For any fundamental change to occur, we need to rid ourselves of this system of political patronage, corruption, cronyism and nepotism.
Comments and responses to ajbahama@hotmail.com
Comments
OMG 8 years, 4 months ago
This young man states such obvious and commonsense facts that another 5 or 6 like him in Government might save the country. Yet despite the looming reduction to Junk Bond status and the eventual devaluation there is no public outcry nor demonstrations. Mr Christie has lied and deceived the general public for too long and it is time to cut public sector jobs, wasteful hairbrained schemes, collect all taxes, reduce corruption and get rid of rehired persons collecting pensions and a salary but of course politicians primary goal is not to the public but to keeping themselves in office and by extension employed. Regards tourism all I have heard from tourists visiting is how beautiful the Bahamas is and how friendly the people are BUT how do you afford to live here. WE advertise duty free outside liquor stores when the same product including Kalik is cheaper in Florida. Of course there will be violence and theft when families cannot even afford the basics yet see people such a Fred Michelle jetting of on expense paid trips every few weeks. Time to realise that the Bahamas is in serious trouble and tourism is suffering in no small part because the cost of everything.
Well_mudda_take_sic 8 years, 4 months ago
All of those who pushed for rather than against government's introduction of VAT should hang their heads in shame when reading this one paragraph in a recent article written by Richard Coulson and published in The Tribune:
"The rating agencies will not be blind that VAT was originally sold to the Bahamian public as a direct application against debt increase, only to learn that that the proceeds are swallowed into the Consolidated Fund, where, since dollars are fungible, they simply pay for whatever increased expenses the politicians approve. In their talks with the private sector, the analysts will not find many citizens claiming VAT has improved public services, reduced public inefficiencies or lowered import duties to reduce his food bill - quite the contrary, as every lower-income shopper finds the necessities of life have become a struggle to economise, or do without."
The idiots like John Rolle, Gowan Bowe and others who made the government's case for introducing VAT turned a blind eye to the simple fact that giving a spendthrift corrupt incompetent government more money to spend would naturally induce more government spending and enable more government borrowing.
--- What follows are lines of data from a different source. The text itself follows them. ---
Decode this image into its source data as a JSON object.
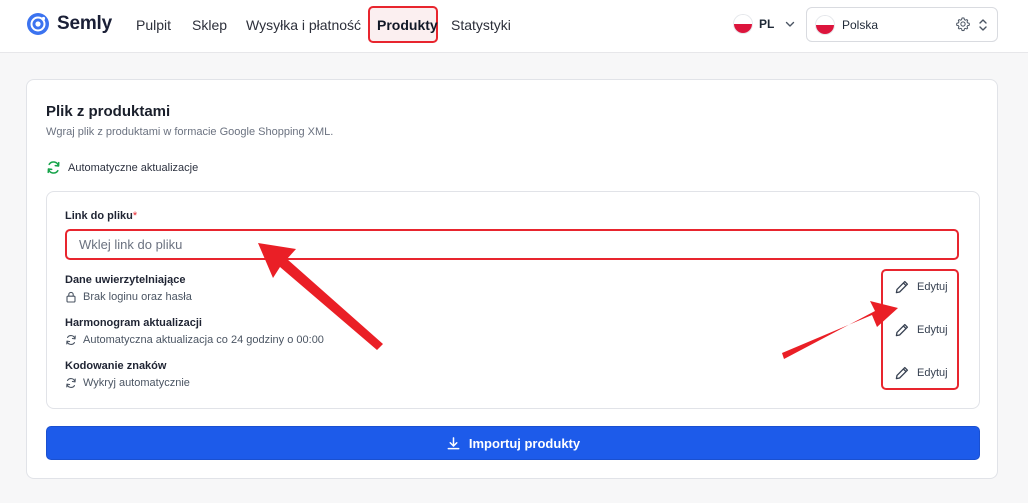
{
  "app": {
    "name": "Semly"
  },
  "nav": {
    "items": [
      {
        "label": "Pulpit"
      },
      {
        "label": "Sklep"
      },
      {
        "label": "Wysyłka i płatność"
      },
      {
        "label": "Produkty"
      },
      {
        "label": "Statystyki"
      }
    ],
    "active": "Produkty"
  },
  "header": {
    "language": "PL",
    "country": "Polska"
  },
  "product_file": {
    "title": "Plik z produktami",
    "subtitle": "Wgraj plik z produktami w formacie Google Shopping XML.",
    "auto_updates_label": "Automatyczne aktualizacje",
    "link_label": "Link do pliku",
    "required_mark": "*",
    "link_placeholder": "Wklej link do pliku",
    "link_value": "",
    "settings": [
      {
        "title": "Dane uwierzytelniające",
        "value": "Brak loginu oraz hasła",
        "icon": "lock-icon",
        "action": "Edytuj"
      },
      {
        "title": "Harmonogram aktualizacji",
        "value": "Automatyczna aktualizacja co 24 godziny o 00:00",
        "icon": "refresh-icon",
        "action": "Edytuj"
      },
      {
        "title": "Kodowanie znaków",
        "value": "Wykryj automatycznie",
        "icon": "refresh-icon",
        "action": "Edytuj"
      }
    ],
    "import_button": "Importuj produkty"
  },
  "colors": {
    "primary": "#1d5bea",
    "highlight": "#e8252e",
    "auto_update_icon": "#16a34a"
  }
}
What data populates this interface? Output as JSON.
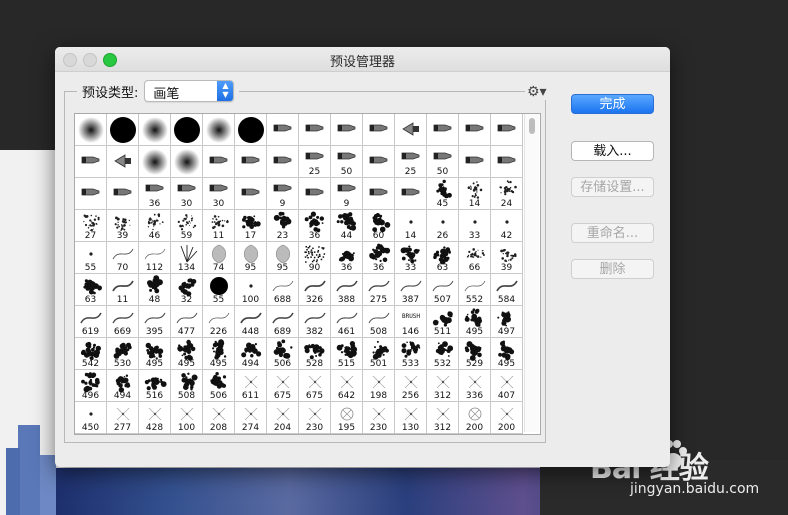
{
  "window": {
    "title": "预设管理器"
  },
  "preset_type": {
    "label": "预设类型:",
    "value": "画笔"
  },
  "buttons": {
    "done": "完成",
    "load": "载入...",
    "save": "存储设置...",
    "rename": "重命名...",
    "delete": "删除"
  },
  "colors": {
    "accent": "#1b74f0",
    "maximize": "#28c940"
  },
  "brushes": [
    {
      "icon": "soft-round",
      "n": ""
    },
    {
      "icon": "hard-round",
      "n": ""
    },
    {
      "icon": "soft-round",
      "n": ""
    },
    {
      "icon": "hard-round",
      "n": ""
    },
    {
      "icon": "soft-round",
      "n": ""
    },
    {
      "icon": "hard-round",
      "n": ""
    },
    {
      "icon": "tool-tip",
      "n": ""
    },
    {
      "icon": "tool-tip",
      "n": ""
    },
    {
      "icon": "tool-tip",
      "n": ""
    },
    {
      "icon": "tool-tip",
      "n": ""
    },
    {
      "icon": "tool-fan",
      "n": ""
    },
    {
      "icon": "tool-tip",
      "n": ""
    },
    {
      "icon": "tool-tip",
      "n": ""
    },
    {
      "icon": "tool-tip",
      "n": ""
    },
    {
      "icon": "tool-tip",
      "n": ""
    },
    {
      "icon": "tool-fan",
      "n": ""
    },
    {
      "icon": "soft-round",
      "n": ""
    },
    {
      "icon": "soft-round",
      "n": ""
    },
    {
      "icon": "tool-tip",
      "n": ""
    },
    {
      "icon": "tool-tip",
      "n": ""
    },
    {
      "icon": "tool-tip",
      "n": ""
    },
    {
      "icon": "tool-tip",
      "n": "25"
    },
    {
      "icon": "tool-tip",
      "n": "50"
    },
    {
      "icon": "tool-tip",
      "n": ""
    },
    {
      "icon": "tool-tip",
      "n": "25"
    },
    {
      "icon": "tool-tip",
      "n": "50"
    },
    {
      "icon": "tool-tip",
      "n": ""
    },
    {
      "icon": "tool-tip",
      "n": ""
    },
    {
      "icon": "tool-tip",
      "n": ""
    },
    {
      "icon": "tool-tip",
      "n": ""
    },
    {
      "icon": "tool-tip",
      "n": "36"
    },
    {
      "icon": "tool-tip",
      "n": "30"
    },
    {
      "icon": "tool-tip",
      "n": "30"
    },
    {
      "icon": "tool-tip",
      "n": ""
    },
    {
      "icon": "tool-tip",
      "n": "9"
    },
    {
      "icon": "tool-tip",
      "n": ""
    },
    {
      "icon": "tool-tip",
      "n": "9"
    },
    {
      "icon": "tool-tip",
      "n": ""
    },
    {
      "icon": "tool-tip",
      "n": ""
    },
    {
      "icon": "splatter",
      "n": "45"
    },
    {
      "icon": "scatter",
      "n": "14"
    },
    {
      "icon": "scatter",
      "n": "24"
    },
    {
      "icon": "scatter",
      "n": "27"
    },
    {
      "icon": "scatter",
      "n": "39"
    },
    {
      "icon": "scatter",
      "n": "46"
    },
    {
      "icon": "scatter",
      "n": "59"
    },
    {
      "icon": "scatter",
      "n": "11"
    },
    {
      "icon": "splatter",
      "n": "17"
    },
    {
      "icon": "splatter",
      "n": "23"
    },
    {
      "icon": "splatter",
      "n": "36"
    },
    {
      "icon": "splatter",
      "n": "44"
    },
    {
      "icon": "splatter",
      "n": "60"
    },
    {
      "icon": "dot",
      "n": "14"
    },
    {
      "icon": "dot",
      "n": "26"
    },
    {
      "icon": "dot",
      "n": "33"
    },
    {
      "icon": "dot",
      "n": "42"
    },
    {
      "icon": "dot",
      "n": "55"
    },
    {
      "icon": "stroke",
      "n": "70"
    },
    {
      "icon": "stroke",
      "n": "112"
    },
    {
      "icon": "grass",
      "n": "134"
    },
    {
      "icon": "leaf",
      "n": "74"
    },
    {
      "icon": "leaf",
      "n": "95"
    },
    {
      "icon": "leaf",
      "n": "95"
    },
    {
      "icon": "texture",
      "n": "90"
    },
    {
      "icon": "splatter",
      "n": "36"
    },
    {
      "icon": "splatter",
      "n": "36"
    },
    {
      "icon": "splatter",
      "n": "33"
    },
    {
      "icon": "splatter",
      "n": "63"
    },
    {
      "icon": "scatter",
      "n": "66"
    },
    {
      "icon": "scatter",
      "n": "39"
    },
    {
      "icon": "splatter",
      "n": "63"
    },
    {
      "icon": "stroke",
      "n": "11"
    },
    {
      "icon": "splatter",
      "n": "48"
    },
    {
      "icon": "splatter",
      "n": "32"
    },
    {
      "icon": "hard-round",
      "n": "55"
    },
    {
      "icon": "dot",
      "n": "100"
    },
    {
      "icon": "stroke",
      "n": "688"
    },
    {
      "icon": "stroke",
      "n": "326"
    },
    {
      "icon": "stroke",
      "n": "388"
    },
    {
      "icon": "stroke",
      "n": "275"
    },
    {
      "icon": "stroke",
      "n": "387"
    },
    {
      "icon": "stroke",
      "n": "507"
    },
    {
      "icon": "stroke",
      "n": "552"
    },
    {
      "icon": "stroke",
      "n": "584"
    },
    {
      "icon": "stroke",
      "n": "619"
    },
    {
      "icon": "stroke",
      "n": "669"
    },
    {
      "icon": "stroke",
      "n": "395"
    },
    {
      "icon": "stroke",
      "n": "477"
    },
    {
      "icon": "stroke",
      "n": "226"
    },
    {
      "icon": "stroke",
      "n": "448"
    },
    {
      "icon": "stroke",
      "n": "689"
    },
    {
      "icon": "stroke",
      "n": "382"
    },
    {
      "icon": "stroke",
      "n": "461"
    },
    {
      "icon": "stroke",
      "n": "508"
    },
    {
      "icon": "text-brush",
      "n": "146"
    },
    {
      "icon": "splatter",
      "n": "511"
    },
    {
      "icon": "splatter",
      "n": "495"
    },
    {
      "icon": "splatter",
      "n": "497"
    },
    {
      "icon": "splatter",
      "n": "542"
    },
    {
      "icon": "splatter",
      "n": "530"
    },
    {
      "icon": "splatter",
      "n": "495"
    },
    {
      "icon": "splatter",
      "n": "495"
    },
    {
      "icon": "splatter",
      "n": "495"
    },
    {
      "icon": "splatter",
      "n": "494"
    },
    {
      "icon": "splatter",
      "n": "506"
    },
    {
      "icon": "splatter",
      "n": "528"
    },
    {
      "icon": "splatter",
      "n": "515"
    },
    {
      "icon": "splatter",
      "n": "501"
    },
    {
      "icon": "splatter",
      "n": "533"
    },
    {
      "icon": "splatter",
      "n": "532"
    },
    {
      "icon": "splatter",
      "n": "529"
    },
    {
      "icon": "splatter",
      "n": "495"
    },
    {
      "icon": "splatter",
      "n": "496"
    },
    {
      "icon": "splatter",
      "n": "494"
    },
    {
      "icon": "splatter",
      "n": "516"
    },
    {
      "icon": "splatter",
      "n": "508"
    },
    {
      "icon": "splatter",
      "n": "506"
    },
    {
      "icon": "sparkle",
      "n": "611"
    },
    {
      "icon": "sparkle",
      "n": "675"
    },
    {
      "icon": "sparkle",
      "n": "675"
    },
    {
      "icon": "sparkle",
      "n": "642"
    },
    {
      "icon": "sparkle",
      "n": "198"
    },
    {
      "icon": "sparkle",
      "n": "256"
    },
    {
      "icon": "sparkle",
      "n": "312"
    },
    {
      "icon": "sparkle",
      "n": "336"
    },
    {
      "icon": "sparkle",
      "n": "407"
    },
    {
      "icon": "dot",
      "n": "450"
    },
    {
      "icon": "sparkle",
      "n": "277"
    },
    {
      "icon": "sparkle",
      "n": "428"
    },
    {
      "icon": "sparkle",
      "n": "100"
    },
    {
      "icon": "sparkle",
      "n": "208"
    },
    {
      "icon": "sparkle",
      "n": "274"
    },
    {
      "icon": "sparkle",
      "n": "204"
    },
    {
      "icon": "sparkle",
      "n": "230"
    },
    {
      "icon": "circle-cross",
      "n": "195"
    },
    {
      "icon": "sparkle",
      "n": "230"
    },
    {
      "icon": "sparkle",
      "n": "130"
    },
    {
      "icon": "sparkle",
      "n": "312"
    },
    {
      "icon": "circle-cross",
      "n": "200"
    },
    {
      "icon": "sparkle",
      "n": "200"
    }
  ],
  "watermark": {
    "brand": "Bai  经验",
    "url": "jingyan.baidu.com"
  }
}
It's common sense that just like you don't give an alcoholic more alcohol to drink, you don't give a corrupt irresponsible government that can't control spending more money to spend. Rolle, Bowe and others like them should have been insisting on tangible evidence of reform in the government's wasteful spending habits for at least a year or two before even considering throwing their support behind any system of new taxation. By not insisting on the VAT revenue being appropriately ring-fenced or earmarked only for paying down the level of our national debt, our country's finances are now in an even worse position than they were before the introduction of VAT. Thank you John Rolle, Gowan Bowe and others like you for helping our government royally shaft all honest hardworking Bahamian taxpayers!! And to think John Rolle went on to become Governor of The Central Bank; a definite quid pro quo from a corrupt government for his efforts in securing more tax dollars for our government to wastefully spend or allow to be squandered by egregious instances of outright fraud!!!